La rétribution n’est mobilisatrice que lorsqu’elle est perçue comme équitable par les personnels, c’est-à-dire quand ils et elles la considèrent juste au regard de leur contribution à la richesse de l’entreprise. Or, « l’Accord » Salarial 2018 traduit la vision tristement réductrice de la Direction, qui considère le personnel comme un centre de coût, et non comme le poumon du profit qu’il est en réalité ! Mais au fait, de quel accord s’agit-il ? Car si la négociation est bien obligatoire, le fait d’aboutir à un accord ne l’est absolument pas ! En réalité, cela conduit les organisations syndicales à contresigner une proposition unilatérale.
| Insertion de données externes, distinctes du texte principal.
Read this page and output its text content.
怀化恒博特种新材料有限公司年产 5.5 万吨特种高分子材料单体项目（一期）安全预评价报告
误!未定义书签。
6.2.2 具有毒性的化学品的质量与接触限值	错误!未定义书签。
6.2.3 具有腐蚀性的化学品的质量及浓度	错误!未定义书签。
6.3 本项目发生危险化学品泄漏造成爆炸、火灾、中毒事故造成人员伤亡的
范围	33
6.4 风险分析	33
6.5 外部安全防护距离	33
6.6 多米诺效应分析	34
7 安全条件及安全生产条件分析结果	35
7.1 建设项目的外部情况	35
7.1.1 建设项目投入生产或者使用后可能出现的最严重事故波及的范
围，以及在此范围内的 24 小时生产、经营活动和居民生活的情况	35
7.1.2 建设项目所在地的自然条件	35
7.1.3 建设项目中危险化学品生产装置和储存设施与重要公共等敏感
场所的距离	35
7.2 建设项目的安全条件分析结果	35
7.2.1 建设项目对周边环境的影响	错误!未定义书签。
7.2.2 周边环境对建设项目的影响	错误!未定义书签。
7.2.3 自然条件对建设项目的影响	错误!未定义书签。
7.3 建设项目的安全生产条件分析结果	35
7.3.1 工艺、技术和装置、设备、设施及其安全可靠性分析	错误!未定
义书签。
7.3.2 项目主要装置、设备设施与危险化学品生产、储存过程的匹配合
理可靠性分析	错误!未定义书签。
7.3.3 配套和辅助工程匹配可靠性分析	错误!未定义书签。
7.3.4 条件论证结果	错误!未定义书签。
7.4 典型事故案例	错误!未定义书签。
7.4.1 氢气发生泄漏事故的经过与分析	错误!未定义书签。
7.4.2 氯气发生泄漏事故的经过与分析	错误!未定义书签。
C’est ce que certaines ont fait les dernières années, cautionnant la politique d’austérité salariale. En 2018, une fois retraitée de l’inflation, la proposition de la Direction maintient à peine le pouvoir d’achat direct des personnels, alors que les effectifs baissent et que les résultats s’améliorent. Dans le même temps, intéressement, participation, abondements de l’entreprise, et avantages aux personnels stagnent ou diminuent. Quant aux filiales, elles restent dans la plupart des cas les parents pauvres de l’ensemble des dispositifs.

S’obstiner ainsi à ne pas partager la valeur ajoutée quand les résultats sont au rendez-vous est contraire au bon sens, et contredit l’affichage social de l’entreprise !

Des inégalités qui se creusent…

Les arbitrages de la Direction concernant les modes de partage de la richesse produite, ainsi que son indifférence face à la baisse du pouvoir d’achat des personnels, donnent quatre grands coups de canif dans la justice sociale de notre entreprise.
  1. L’augmentation du dividende (0,65 € / action, ce qui est supérieur au résultat net par action) aggrave l’endettement de l’entreprise, qui se répercute directement sur les salaires. Le tout entretient une disproportion entre rétribution du capital et rétribution du travail.
  2. Ladite rétribution du travail ne cesse de perdre en équité, puisque l’écart entre les 10% les mieux payés et les 10% les moins payés ne cesse de progresser, ce qui génère une inégalité croissante entre les plus gros et les plus petits salaires.
  3. Pourtant conçus pour valoriser la contribution de chacun et chacune, l’intéressement et la participation sont dévoyés de leur fonction première, et relégués au rang de variable d’ajustement financière. L’abandon de l’intéressement exceptionnel et la politique d’abondement favorisent celles et ceux qui ont les moyens d’épargner.
  4. Enfin, la gestion non maitrisée des fins de carrière pénalise celles et ceux qui restent en activité. L’opportunité qu’ont les seniors d’échapper à l’inconfort de leurs conditions de travail, se fait au détriment des augmentations salariales du personnel actif, la Direction répercutant sur les rétributions sa mauvaise anticipation de la demande pour les TPS, qui ont généré près de 300 M € de charges non prévues en 2017.
Dépeuplement des bâtiments en région, niveaux records de sous-traitance, faible reconnaissance des personnels, versement d’actions gratuites au seul bénéfice des cadres dirigeants, augmentation de la rémunération des actionnaires (1,7 Md € au titre de 2017, soit +132 M € par rapport à l’exercice précédent)… Chronique d’une mort annoncée… de ce contrat qui tend à n’avoir de social que le nom.